The Earl of Pembroke, in his light, gossipy book entitled, “South Sea Bubbles,” describes a visit which he paid to one of the old sacrificial maraes, or inclosures, in the island of Raiatea.
“Strange places they were,” he says; “built of enormous slabs of rock or coral, arranged in an oblong shape, and the space inside them filled with shingle and coral, so as to form a platform about eight feet high. I think the largest was about fifty yards long; we scrambled up on to it by help of a tree, and stood on the spot stained with so much blood shed in the name of religion. What horrible stories those stones could tell if they could speak!...
“What made the human sacrifices of the Society Islands so strangely ghastly and horrible, was the fact that the wretched victim was always chosen from one of certain families, set apart for that special purpose for generation after generation for ever. How this caste originated I do not know. Many of these families used to put to sea secretly in canoes, preferring an almost certain death by drowning or starvation to the terribly uncertain fate that was always hanging over their heads.

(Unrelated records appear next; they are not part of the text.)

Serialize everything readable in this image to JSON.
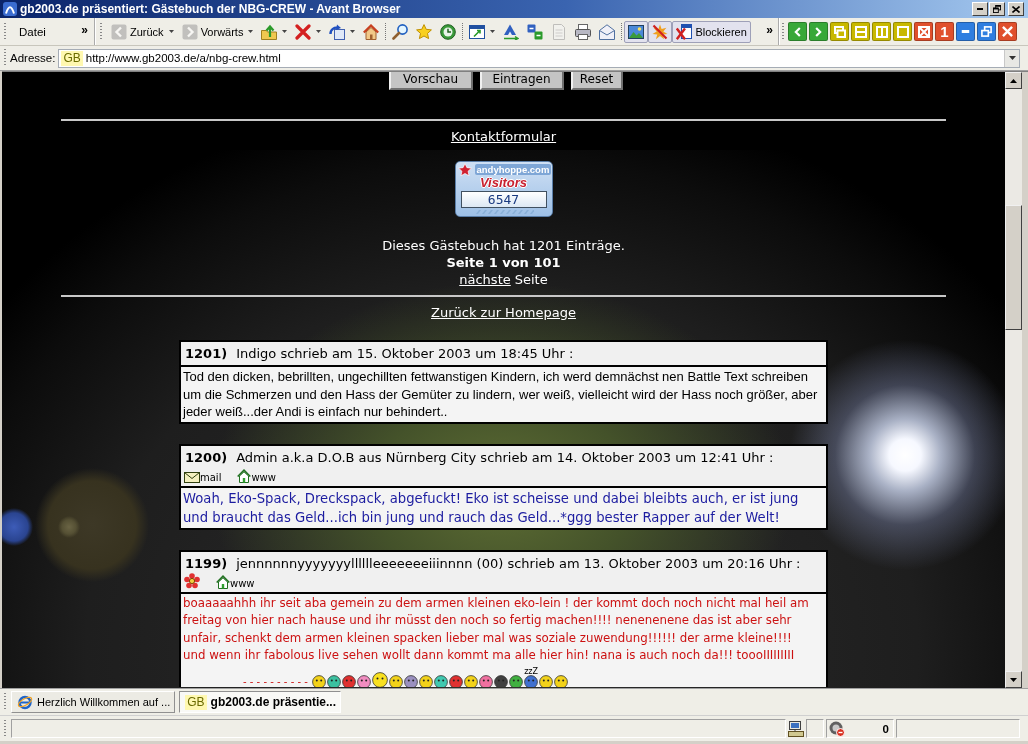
{
  "window": {
    "title": "gb2003.de präsentiert: Gästebuch der NBG-CREW - Avant Browser"
  },
  "menu_bar": {
    "items": [
      {
        "label": "Datei"
      }
    ],
    "overflow": "»"
  },
  "toolbar": {
    "groups": [
      {
        "buttons": [
          {
            "label": "Zurück",
            "disabled": true,
            "dropdown": true,
            "pressed": false
          },
          {
            "label": "Vorwärts",
            "disabled": true,
            "dropdown": true,
            "pressed": false
          },
          {
            "disabled": false,
            "dropdown": true,
            "pressed": false
          },
          {
            "disabled": false,
            "dropdown": true,
            "pressed": false
          },
          {
            "disabled": false,
            "dropdown": true,
            "pressed": false
          },
          {
            "disabled": false,
            "dropdown": false,
            "pressed": false
          }
        ]
      },
      {
        "buttons": [
          {
            "disabled": false,
            "dropdown": false,
            "pressed": false
          },
          {
            "disabled": false,
            "dropdown": false,
            "pressed": false
          },
          {
            "disabled": false,
            "dropdown": false,
            "pressed": false
          }
        ]
      },
      {
        "buttons": [
          {
            "disabled": false,
            "dropdown": true,
            "pressed": false
          },
          {
            "disabled": false,
            "dropdown": false,
            "pressed": false
          },
          {
            "disabled": false,
            "dropdown": false,
            "pressed": false
          },
          {
            "disabled": true,
            "dropdown": false,
            "pressed": false
          },
          {
            "disabled": false,
            "dropdown": false,
            "pressed": false
          },
          {
            "disabled": false,
            "dropdown": false,
            "pressed": false
          }
        ]
      },
      {
        "buttons": [
          {
            "disabled": false,
            "dropdown": false,
            "pressed": true
          },
          {
            "disabled": false,
            "dropdown": false,
            "pressed": true
          },
          {
            "label": "Blockieren",
            "disabled": false,
            "dropdown": false,
            "pressed": true
          }
        ]
      }
    ],
    "overflow": "»"
  },
  "window_buttons": [
    {
      "color": "#38a838"
    },
    {
      "color": "#38a838"
    },
    {
      "color": "#c8b800"
    },
    {
      "color": "#c8b800"
    },
    {
      "color": "#c8b800"
    },
    {
      "color": "#c8b800"
    },
    {
      "color": "#e0502c"
    },
    {
      "color": "#e0502c",
      "label": "1"
    },
    {
      "color": "#2f7ee0"
    },
    {
      "color": "#2f7ee0"
    },
    {
      "color": "#e0502c"
    }
  ],
  "address_bar": {
    "label": "Adresse:",
    "favicon": "GB",
    "value": "http://www.gb2003.de/a/nbg-crew.html"
  },
  "page": {
    "form_buttons": [
      {
        "label": "Vorschau"
      },
      {
        "label": "Eintragen"
      },
      {
        "label": "Reset"
      }
    ],
    "contact_link": "Kontaktformular",
    "counter": {
      "site": "andyhoppe.com",
      "label": "Visitors",
      "count": "6547"
    },
    "summary": "Dieses Gästebuch hat 1201 Einträge.",
    "page_info": "Seite 1 von 101",
    "next_link": "nächste",
    "next_label": "Seite",
    "home_link": "Zurück zur Homepage",
    "entries": [
      {
        "number": "1201)",
        "header": "Indigo schrieb am 15. Oktober 2003 um 18:45 Uhr :",
        "kind": "plain",
        "color": "#000000",
        "body": "Tod den dicken, bebrillten, ungechillten fettwanstigen Kindern, ich werd demnächst nen Battle Text schreiben um die Schmerzen und den Hass der Gemüter zu lindern, wer weiß, vielleicht wird der Hass noch größer, aber jeder weiß...der Andi is einfach nur behindert.."
      },
      {
        "number": "1200)",
        "header": "Admin a.k.a D.O.B aus Nürnberg City schrieb am 14. Oktober 2003 um 12:41 Uhr :",
        "links": [
          {
            "kind": "mail",
            "label": "mail"
          },
          {
            "kind": "home",
            "label": "www"
          }
        ],
        "kind": "styled",
        "color": "#1c1ca0",
        "body": "Woah, Eko-Spack, Dreckspack, abgefuckt! Eko ist scheisse und dabei bleibts auch, er ist jung und braucht das Geld...ich bin jung und rauch das Geld...*ggg bester Rapper auf der Welt!"
      },
      {
        "number": "1199)",
        "header": "jennnnnnyyyyyyylllllleeeeeeeiiinnnn (00) schrieb am 13. Oktober 2003 um 20:16 Uhr :",
        "links": [
          {
            "kind": "flower"
          },
          {
            "kind": "home",
            "label": "www"
          }
        ],
        "kind": "handwritten",
        "color": "#cc1111",
        "body": "boaaaaahhh ihr seit aba gemein zu dem armen kleinen eko-lein ! der kommt doch noch nicht mal heil am freitag von hier nach hause und ihr müsst den noch so fertig machen!!!! nenenenene das ist aber sehr unfair, schenkt dem armen kleinen spacken lieber mal was soziale zuwendung!!!!!! der arme kleine!!!!\nund wenn ihr fabolous live sehen wollt dann kommt ma alle hier hin! nana is auch noch da!!! toooIIIIIIIII",
        "emoticons": {
          "line": "----------",
          "caption": "zzZ"
        }
      }
    ]
  },
  "tabs": [
    {
      "kind": "browser",
      "label": "Herzlich Willkommen auf ...",
      "selected": false
    },
    {
      "kind": "site",
      "favicon": "GB",
      "label": "gb2003.de präsentie...",
      "selected": true
    }
  ],
  "status_bar": {
    "blocked_count": "0"
  }
}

“When a man came to the priests to beg some heavenly, or rather infernal, favour, they would tell him, either from whim, malice, or some reason best known to themselves, that the god required a human sacrifice, and naming the victim, present the supplicant with the death-warrant in the shape of a sacred stone. He hides this carefully somewhere about him, and collecting a few friends, seeks out the doomed man. At last they find him sitting lazily under a tree or mending his canoe, and squatting down round him begin talking about the weather, fishing, or what not. Suddenly a hand is opened—the death stone discovered to his horrified view. He starts up terror-stricken, and tries to escape—one short, furious struggle and he is knocked down, secured, and carried off to the merciless priests. Ugh! it is an ugly picture.”[56]
CHAPTER XIII.
THE FIJI ISLANDERS.
The annexation of the Fiji Islands to the British empire lends to the practices and beliefs of their inhabitants a peculiar interest, though to a great extent these have been abandoned since the establishment of Christianity.

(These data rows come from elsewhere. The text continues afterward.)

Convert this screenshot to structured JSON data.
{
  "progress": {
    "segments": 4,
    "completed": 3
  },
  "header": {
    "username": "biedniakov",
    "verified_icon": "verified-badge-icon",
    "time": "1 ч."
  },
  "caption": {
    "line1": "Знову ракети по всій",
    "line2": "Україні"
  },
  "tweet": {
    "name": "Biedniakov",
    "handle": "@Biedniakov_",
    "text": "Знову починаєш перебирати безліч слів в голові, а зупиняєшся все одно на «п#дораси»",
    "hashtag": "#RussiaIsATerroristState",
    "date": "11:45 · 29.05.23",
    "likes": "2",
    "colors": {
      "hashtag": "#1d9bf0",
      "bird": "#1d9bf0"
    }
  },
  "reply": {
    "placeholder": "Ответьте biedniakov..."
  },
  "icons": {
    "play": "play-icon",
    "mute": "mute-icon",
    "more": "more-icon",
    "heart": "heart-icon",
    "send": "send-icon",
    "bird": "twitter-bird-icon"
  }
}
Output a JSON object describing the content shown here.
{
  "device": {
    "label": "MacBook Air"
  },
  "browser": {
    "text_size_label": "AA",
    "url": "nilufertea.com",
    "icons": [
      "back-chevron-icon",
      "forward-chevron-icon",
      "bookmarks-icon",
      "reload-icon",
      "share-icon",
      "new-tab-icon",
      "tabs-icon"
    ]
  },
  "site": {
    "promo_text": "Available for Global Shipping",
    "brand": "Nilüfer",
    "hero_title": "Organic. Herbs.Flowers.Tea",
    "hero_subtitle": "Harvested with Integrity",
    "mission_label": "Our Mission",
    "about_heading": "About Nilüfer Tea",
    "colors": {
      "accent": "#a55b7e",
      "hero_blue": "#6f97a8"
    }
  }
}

Their creed is undiluted polytheism; their pantheon is full of all kinds of gods, differing in rank and power, and very widely represented on earth by some animate or inanimate object. Each Fijian has a god of his own, under whose care he supposes himself to be placed. They do not seem to have any religious teaching; but they have a priesthood, and that priesthood has, of course, its traditional formulas of worship. But nothing like regular worship, as Christians understand the phrase, is accepted or observed, and the Fijian religion is really a superstition, because its sole inspiring motive is fear. This motive the priests carefully develope, making it the basis of their claims and the source of their influence.